Prepare to be entertained: Gladiator sequel fulfils director’s dream of a rhino battle scene
Source: Paramount Pictures
The first look at Gladiator II, the long-awaited action sequel to Ridley Scott’s 2000 Oscar-winning epic, has arrived, delivering vast set pieces and bloody Colosseum and waterfront battles.
The extended three-minute trailer, which dropped on Wednesday (AEST), shows 28-year-old Irish actor Paul Mescal as Lucius.
The now-grown son of Maximus (played by Russell Crowe in the original) returns as a prisoner to Rome, to come up against Chilean-US star Pedro Pascal, 49, as the general Marcus Acacius, who demolished Lucius’ homeland.
It also fulfils one of Scott’s biggest dreams if he made a sequel – featuring a charging rhino inside the Colosseum.
The original Gladiator took home five Academy awards (including best actor for Crowe). But producer Douglas Wick told comicbook.com in 2020 that he still had one regret.
“There are issues that were really more about cost … which is, for example, Ridley wanted a rhino in the arena. And, when we talked to the animal trainers, they said, ‘Well, they’re great to work with, but once you start it, you can’t stop it.’
“Then we priced a CG [computer graphics] rhino and it was just too expensive. So I would say that was one of the regrets, we couldn’t give Ridley a CG rhino.
“It’s a running joke, that if we ever do a sequel, Ridley gets his rhino,” said Wick, who co-produced the sequel alongside Scott.
This time around, Scott gets his bloody-horned rhino, ridden by a soldier who charges Lucius.
But the sequel also reportedly blew the budget after initially being costed $US165 million ($245 million). In February sources told The Hollywood Reporter that figure “ballooned to something closer to $US310 million”, although Paramount maintained the net cost of the 49-day shoot was more like $US250 million.
Either way, last year’s US actors’ and writers’ strikes delayed location shoots, including in Malta where Scott built a replica Colosseum set.
Filming was also paused in June last year after six crew members were injured on set in Morocco.
“While filming a planned stunt sequence on the set of the ‘Gladiator’ sequel, an accident occurred during which several crew members experienced non-life-threatening injuries,” a spokesperson for Paramount Pictures said at the time.
For the record, Scott’s budget for the original in 2000 was $US103 million and it grossed $US465 million at the global box office.
‘Hip hop music in the trailer’
Legendary composer Hans Zimmer (and Lisa Gerrard) wrote the haunting soundtrack for the original Gladiator, and it’s often considered a perfect score for this film.
Zimmer, 66, is respected globally for his work on The Lion King, The Dark Knight, the Dune franchise and The Da Vinci Code.
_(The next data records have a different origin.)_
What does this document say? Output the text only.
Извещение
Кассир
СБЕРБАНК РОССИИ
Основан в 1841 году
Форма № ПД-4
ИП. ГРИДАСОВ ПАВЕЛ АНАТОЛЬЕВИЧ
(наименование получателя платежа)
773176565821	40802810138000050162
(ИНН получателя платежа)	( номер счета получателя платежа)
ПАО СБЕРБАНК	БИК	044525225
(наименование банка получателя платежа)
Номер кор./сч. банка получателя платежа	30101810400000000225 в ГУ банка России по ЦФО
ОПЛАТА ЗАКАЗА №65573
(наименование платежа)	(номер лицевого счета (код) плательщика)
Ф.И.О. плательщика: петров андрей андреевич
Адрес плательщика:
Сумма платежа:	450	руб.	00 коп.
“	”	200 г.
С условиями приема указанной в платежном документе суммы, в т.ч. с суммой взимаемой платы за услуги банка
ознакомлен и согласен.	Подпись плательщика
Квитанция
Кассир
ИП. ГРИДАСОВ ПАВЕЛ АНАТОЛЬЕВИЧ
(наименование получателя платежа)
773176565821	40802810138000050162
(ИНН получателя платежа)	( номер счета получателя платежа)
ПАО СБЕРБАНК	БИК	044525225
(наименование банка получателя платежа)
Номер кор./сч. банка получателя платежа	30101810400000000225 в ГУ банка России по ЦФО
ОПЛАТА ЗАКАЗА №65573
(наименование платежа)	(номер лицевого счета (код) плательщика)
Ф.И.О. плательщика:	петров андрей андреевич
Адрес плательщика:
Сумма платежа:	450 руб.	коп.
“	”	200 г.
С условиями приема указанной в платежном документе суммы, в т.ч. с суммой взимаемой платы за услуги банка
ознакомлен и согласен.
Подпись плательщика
When fans heard the sequel’s theme, No Church in the Wild by Kanye “Ye” West and Jay-Z, it was met with a heavy heart on social media.
“Having a rap song in the trailer is blasphemy when the soundtrack for the first movie is one of the most epic pieces of music ever,” wrote one disgruntled fan on X.
“The rap song in GII – seriously? The spell was broken,” wrote another.
And this: “Oh no, hip hop music in the trailer is a bad sign”, with another joking about “a rap song for a movie set in 105BC”.
‘Slightly uncomfortable’
Crowe, who appears for two seconds in the trailer to set up the storyline, is not in the sequel – for obvious reasons.
Before his first US tour with his band Indoor Garden Party last month, the 60-year-old Australian-NZ star told US radio host Kyle Meredith that he was “slightly uncomfortable with the fact they’re making another one”.
“Of course, [my character is] dead and I have no say in what gets done,” he said.
“A couple of the things I’ve heard, I’m like, ‘No, no, no, that’s not in the moral journey of that particular character’. But I can’t say anything, it’s not my place … I’m six foot under.”